2017 Slash- .309/.379.518, 14HR, 47R, 46RBI, 4SB in 307 AB
2017 xSlash- .327/.395/.554, 15.3 HR
Normally, when I take a deeper dive into a 29-year-old rookie’s breakout season, I expect to detect glaring red flags that point to regression. But, when looking at Jose Martinez’s xSlash compared to the slash he produced in 2017 I was shocked he was predicted to surpass his 2017 numbers. The Cardinals 29-year-old rookie was the breakout that no one saw coming.

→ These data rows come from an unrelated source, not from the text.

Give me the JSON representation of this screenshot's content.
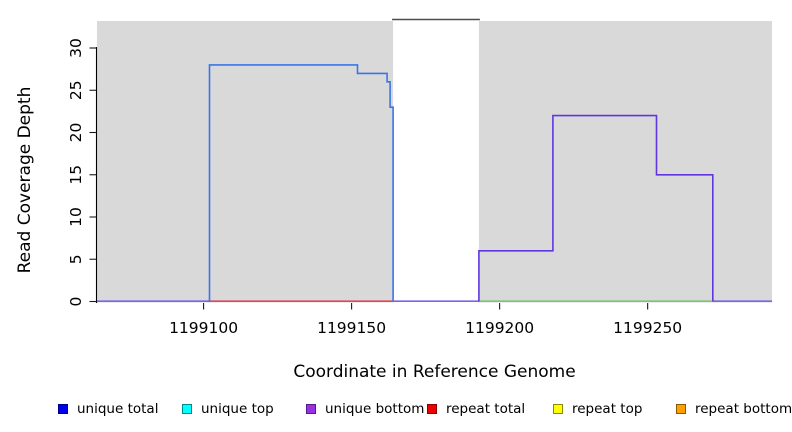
{
  "chart_data": {
    "type": "line",
    "subtype": "step-coverage",
    "title": "",
    "xlabel": "Coordinate in Reference Genome",
    "ylabel": "Read Coverage Depth",
    "xlim": [
      1199064,
      1199292
    ],
    "ylim": [
      0,
      33.2
    ],
    "x_ticks": [
      "1199100",
      "1199150",
      "1199200",
      "1199250"
    ],
    "x_tick_values": [
      1199100,
      1199150,
      1199200,
      1199250
    ],
    "y_ticks": [
      "0",
      "5",
      "10",
      "15",
      "20",
      "25",
      "30"
    ],
    "y_tick_values": [
      0,
      5,
      10,
      15,
      20,
      25,
      30
    ],
    "grid": false,
    "plot_bg_color": "#d9d9d9",
    "gap_region": {
      "from": 1199164,
      "to": 1199193,
      "color": "#ffffff",
      "top_line_color": "#4d4d4d"
    },
    "series": [
      {
        "name": "unique total",
        "color": "#3a75e8",
        "step_points": [
          [
            1199102,
            0
          ],
          [
            1199102,
            28
          ],
          [
            1199152,
            28
          ],
          [
            1199152,
            27
          ],
          [
            1199162,
            27
          ],
          [
            1199162,
            26
          ],
          [
            1199163,
            26
          ],
          [
            1199163,
            23
          ],
          [
            1199164,
            23
          ],
          [
            1199164,
            0
          ]
        ]
      },
      {
        "name": "unique bottom",
        "color": "#6136e0",
        "step_points": [
          [
            1199193,
            0
          ],
          [
            1199193,
            6
          ],
          [
            1199218,
            6
          ],
          [
            1199218,
            22
          ],
          [
            1199253,
            22
          ],
          [
            1199253,
            15
          ],
          [
            1199272,
            15
          ],
          [
            1199272,
            0
          ]
        ]
      }
    ],
    "baseline_segments": [
      {
        "color": "#7b63ea",
        "from": 1199064,
        "to": 1199102
      },
      {
        "color": "#e84458",
        "from": 1199102,
        "to": 1199164
      },
      {
        "color": "#7b63ea",
        "from": 1199164,
        "to": 1199193
      },
      {
        "color": "#74c974",
        "from": 1199193,
        "to": 1199272
      },
      {
        "color": "#7b63ea",
        "from": 1199272,
        "to": 1199292
      }
    ],
    "legend_position": "bottom"
  },
  "legend": {
    "items": [
      {
        "label": "unique total",
        "color": "#0000ee",
        "border": "#00008b"
      },
      {
        "label": "unique top",
        "color": "#00ffff",
        "border": "#008b8b"
      },
      {
        "label": "unique bottom",
        "color": "#9b30e0",
        "border": "#551a8b"
      },
      {
        "label": "repeat total",
        "color": "#ee0000",
        "border": "#8b0000"
      },
      {
        "label": "repeat top",
        "color": "#ffff00",
        "border": "#8b8b00"
      },
      {
        "label": "repeat bottom",
        "color": "#ff9f00",
        "border": "#8b5a00"
      }
    ]
  }
}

When looking at Martinez’s stats, the initial thing that might jump out to a trained eye is his high BABIP. Martinez managed a .350 BABIP in his 307 AB, the 28th highest in the majors. But his xBABIP says Martinez got unlucky and should have run a xBABIP of .370. Players can have the ability to run a higher BABIP based on the quality of contact, and in this case, Martinez’s Average Exit Velocity was 90.6 MPH. His exit velocity was ahead of the likes of Bryce Harper, Jose Abreu, and Carlos Correa.
Another favorite stat of mine called xBACON absolutely loves what Martinez did in 2017. xBACON is the measure of batting average on contact and calculated by using exit velocity and launch angle. We have previously discussed how Martinez shows an ability to hit the ball hard, and his xBACON backed that up being 5th highest in the league at .413. He was sandwiched between elite hitters like Paul Goldschmidt (.414) and Carlos Correa (.404)
While I love Martinez and at this point, you should too, all sleepers have issues that are holding him back from being a higher pick. Mainly, his playing time is the serious concern. The Cardinals seem to have position players everywhere and an especially crowded infield. Martinez will be given a potential opportunity to carve out a role in Spring Training, but it may be a tough ask to have Carpenter move to third and use Gyorko as a utility man. Steamer is only projecting him to get 350 PA in 2018. But, his ADP is very low according to both NFBC early data (276) and Fantrax (300) Martinez can be obtained for a late round flier. If he doesn’t manage to lock down an everyday role, it won’t kill your season.
Jose Martinez possesses everything you could ask for in a hitter. He produced an above average walk rate this year(10.4BB%) all while maintaining an ability to hit for contact and power while maintaining an elevated exit velocity. I would keep an eye on how his spring training goes. If he continues to excel at the plate and (if the cards are right) wins the 1st base job he will be worth the late-round pick.